“There is a good thing on top of that mountain.  I will make a straight line for it.” But the archetypal way is not like that; it is a serpentine way that wriggles and spirals its way to the top.  We often feel defeated by it and brought to a standstill.  It makes most people terribly impatient and even desperate when nothing happens and they get nowhere.  They feel hindered all the time; they don’t understand that this is just as it should be, that it is actually their only way of getting to the top.

C.G Jung, The Visions Seminars, Book Two, p.295

 

For Jung, the journey or ‘the way’ was a path not to material rewards, but to The Self.  The Self in Jungian theory is the centre of human personality, and the ultimate goal of the path to The Self is wholeness.  The true path to wholeness is a spiral one, not a straight line.  It returns and returns to the same point, the same experience, the same joy, the same crises, and yet each time the perspective is different because you have ascended a little more of your spiral path.  With each turn up of the spiral you understand a little more.  It is a path of paradox and often deep uncertainty, but stunning insights and magical vistas.

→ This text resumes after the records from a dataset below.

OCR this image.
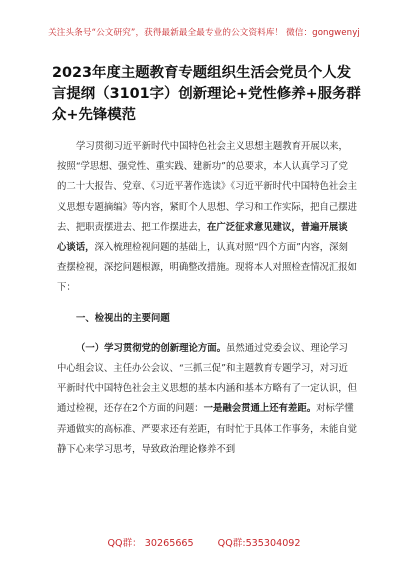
关注头条号“公文研究”，获得最新最全最专业的公文资料库！ 微信：gongwenyj
2023年度主题教育专题组织生活会党员个人发言提纲（3101字）创新理论+党性修养+服务群众+先锋模范

学习贯彻习近平新时代中国特色社会主义思想主题教育开展以来，按照“学思想、强党性、重实践、建新功”的总要求，本人认真学习了党的二十大报告、党章、《习近平著作选读》《习近平新时代中国特色社会主义思想专题摘编》等内容，紧盯个人思想、学习和工作实际，把自己摆进去、把职责摆进去、把工作摆进去，在广泛征求意见建议，普遍开展谈心谈话，深入梳理检视问题的基础上，认真对照“四个方面”内容，深刻查摆检视，深挖问题根源，明确整改措施。现将本人对照检查情况汇报如下：

一、检视出的主要问题

（一）学习贯彻党的创新理论方面。虽然通过党委会议、理论学习中心组会议、主任办公会议、“三抓三促”和主题教育专题学习，对习近平新时代中国特色社会主义思想的基本内涵和基本方略有了一定认识，但通过检视，还存在2个方面的问题：一是融会贯通上还有差距。对标学懂弄通做实的高标准、严要求还有差距，有时忙于具体工作事务，未能自觉静下心来学习思考，导致政治理论修养不到

QQ群： 30265665	QQ群:535304092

So to, the body has its own journey on the spiral path.  It moves and responds and unwinds in treatment in much the same way, yearning and reaching for its own wholeness.  How often are we troubled by the same pain, the same injury, the same restrictions?  But the body holds the key to its own recovery, if you are able to listen and hear it.  Each time you bend around that spiral pattern particular to your own body, can you recognise where you are?  Can you feel a little more, understand a little more about what it is, and what it is trying to tell you?  And from there, ultimately change and move up that spiral towards wholeness?